After the 3 seconds that we set on the down-after-milliseconds parameter, in the log /var/log/redis/sentinel.log we will have this:

	16268:X 22 Mar 2023 08:25:02.864 # +sdown master mymaster 172.31.6.218 6379
	16268:X 22 Mar 2023 08:25:02.908 * Sentinel new configuration saved on disk
	16268:X 22 Mar 2023 08:25:02.908 # +new-epoch 6
	16268:X 22 Mar 2023 08:25:02.912 * Sentinel new configuration saved on disk
	16268:X 22 Mar 2023 08:25:02.912 # +vote-for-leader adecd88892552108121902d37e2d279ab4a1dc1c 6
	16268:X 22 Mar 2023 08:25:02.936 # +odown master mymaster 172.31.6.218 6379 #quorum 3/2
	16268:X 22 Mar 2023 08:25:02.936 # Next failover delay: I will not start a failover before Thu Mar 22 08:29:03 2023
	16268:X 22 Mar 2023 08:25:04.061 # +config-update-from sentinel adecd88892552108121902d37e2d279ab4a1dc1c 172.31.94.134 26379 @ mymaster 172.31.6.218 6379
	16268:X 22 Mar 2023 08:25:04.061 # +switch-master mymaster 172.31.6.218 6379 172.31.94.134 6379
	16268:X 22 Mar 2023 08:25:04.061 * +slave slave 172.31.6.218:6379 172.31.6.218 6379 @ mymaster 172.31.94.134 6379
	16268:X 22 Mar 2023 08:25:04.064 * Sentinel new configuration saved on disk
	16268:X 22 Mar 2023 08:25:07.107 # +sdown slave 172.31.6.218:6379 172.31.6.218 6379 @ mymaster 172.31.94.134 6379

If we check the status of the master again on Sentinel we see that now the master node is 172.31.94.134, the one that was previously slave.

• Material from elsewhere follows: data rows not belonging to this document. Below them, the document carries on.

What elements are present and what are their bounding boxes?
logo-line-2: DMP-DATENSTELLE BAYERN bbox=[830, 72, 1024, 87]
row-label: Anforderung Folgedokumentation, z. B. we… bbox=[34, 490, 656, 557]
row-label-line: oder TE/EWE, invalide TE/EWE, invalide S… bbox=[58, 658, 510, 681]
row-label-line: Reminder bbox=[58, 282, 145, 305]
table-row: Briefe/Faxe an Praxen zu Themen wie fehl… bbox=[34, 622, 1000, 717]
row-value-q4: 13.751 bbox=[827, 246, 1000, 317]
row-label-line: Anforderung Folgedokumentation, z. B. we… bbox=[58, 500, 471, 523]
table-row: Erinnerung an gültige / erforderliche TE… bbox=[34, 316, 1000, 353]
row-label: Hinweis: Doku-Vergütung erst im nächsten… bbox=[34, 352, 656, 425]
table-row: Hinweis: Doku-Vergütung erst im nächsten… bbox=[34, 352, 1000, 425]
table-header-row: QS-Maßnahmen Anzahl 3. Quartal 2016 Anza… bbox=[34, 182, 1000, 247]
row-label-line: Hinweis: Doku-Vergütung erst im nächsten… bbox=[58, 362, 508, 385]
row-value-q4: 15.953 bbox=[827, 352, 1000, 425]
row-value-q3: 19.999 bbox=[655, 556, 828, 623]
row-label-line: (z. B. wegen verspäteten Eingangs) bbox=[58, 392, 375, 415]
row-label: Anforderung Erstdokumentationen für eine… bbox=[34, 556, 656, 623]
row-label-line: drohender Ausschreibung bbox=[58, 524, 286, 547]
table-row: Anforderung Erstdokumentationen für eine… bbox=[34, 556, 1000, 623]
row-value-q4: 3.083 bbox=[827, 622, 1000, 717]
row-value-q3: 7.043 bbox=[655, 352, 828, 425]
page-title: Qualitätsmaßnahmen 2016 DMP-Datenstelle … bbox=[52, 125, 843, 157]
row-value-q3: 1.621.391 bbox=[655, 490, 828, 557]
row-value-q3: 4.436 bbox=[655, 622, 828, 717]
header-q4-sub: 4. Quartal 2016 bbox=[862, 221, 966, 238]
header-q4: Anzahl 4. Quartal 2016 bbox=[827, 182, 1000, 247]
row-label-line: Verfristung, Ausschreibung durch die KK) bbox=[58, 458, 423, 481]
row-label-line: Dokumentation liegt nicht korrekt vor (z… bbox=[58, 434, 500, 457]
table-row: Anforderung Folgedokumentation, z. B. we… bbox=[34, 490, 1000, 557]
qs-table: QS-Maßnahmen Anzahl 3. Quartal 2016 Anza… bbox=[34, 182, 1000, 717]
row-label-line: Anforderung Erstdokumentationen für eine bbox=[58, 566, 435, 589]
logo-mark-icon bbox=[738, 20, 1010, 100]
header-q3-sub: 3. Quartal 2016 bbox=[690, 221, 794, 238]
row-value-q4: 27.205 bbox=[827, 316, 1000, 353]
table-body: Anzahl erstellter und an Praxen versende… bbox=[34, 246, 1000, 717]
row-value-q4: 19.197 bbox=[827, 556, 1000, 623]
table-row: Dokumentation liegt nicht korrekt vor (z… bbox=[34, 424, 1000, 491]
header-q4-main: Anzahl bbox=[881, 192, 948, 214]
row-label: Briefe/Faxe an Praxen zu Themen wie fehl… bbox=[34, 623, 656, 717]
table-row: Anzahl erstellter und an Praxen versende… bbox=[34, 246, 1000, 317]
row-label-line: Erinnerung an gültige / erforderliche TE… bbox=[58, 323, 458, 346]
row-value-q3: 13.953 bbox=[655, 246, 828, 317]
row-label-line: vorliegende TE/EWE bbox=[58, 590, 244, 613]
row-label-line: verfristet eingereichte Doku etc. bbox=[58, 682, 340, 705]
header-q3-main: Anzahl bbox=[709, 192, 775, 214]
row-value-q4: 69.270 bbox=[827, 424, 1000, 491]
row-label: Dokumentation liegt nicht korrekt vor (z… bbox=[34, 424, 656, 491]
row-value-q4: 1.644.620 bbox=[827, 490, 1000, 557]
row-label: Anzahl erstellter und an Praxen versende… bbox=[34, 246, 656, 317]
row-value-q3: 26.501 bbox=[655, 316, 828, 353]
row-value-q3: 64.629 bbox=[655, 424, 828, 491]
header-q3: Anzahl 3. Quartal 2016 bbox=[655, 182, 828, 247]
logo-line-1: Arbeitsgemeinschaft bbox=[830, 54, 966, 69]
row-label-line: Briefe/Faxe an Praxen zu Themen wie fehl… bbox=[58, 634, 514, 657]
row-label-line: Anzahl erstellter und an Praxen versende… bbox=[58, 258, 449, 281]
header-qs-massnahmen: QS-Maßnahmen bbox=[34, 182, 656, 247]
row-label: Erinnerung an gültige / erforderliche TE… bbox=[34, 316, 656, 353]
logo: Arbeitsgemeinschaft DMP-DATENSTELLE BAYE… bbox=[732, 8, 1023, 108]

	[root@ip-172-31-13-69 redis]# redis-cli -h 172.31.13.69 -p 26379
	172.31.13.69:26379> sentinel masters
	1)  1) "name"
	    2) "mymaster"
	    3) "ip"
	    4) "172.31.94.134"
	    5) "port"
	    6) "6379"
	    7) "runid"
	    8) "6a6c7352bd37ad247e40c6b498ceb688a8e2ae7e"
	    9) "flags"
	   10) "master"
	   11) "link-pending-commands"
	   12) "0"
	   13) "link-refcount"
	   14) "1"
	   15) "last-ping-sent"
	   16) "0"
	   17) "last-ok-ping-reply"
	   18) "390"
	   19) "last-ping-reply"
	   20) "390"
	   21) "down-after-milliseconds"
	   22) "3000"
	   23) "info-refresh"
	   24) "7036"
	   25) "role-reported"
	   26) "master"
	   27) "role-reported-time"
	   28) "359407"
	   29) "config-epoch"
	   30) "6"
	   31) "num-slaves"
	   32) "1"
	   33) "num-other-sentinels"
	   34) "2"
	   35) "quorum"
	   36) "2"
	   37) "failover-timeout"
	   38) "120000"
	   39) "parallel-syncs"
	   40) "1"

Note that the Master-Slave management is now the responsibility of Sentinel, and even restarting Redis on the node where we switched it off, the master will not migrate back to it, but will remain on the second node until problems arise (redis switched off or unreachable ) or moved manually.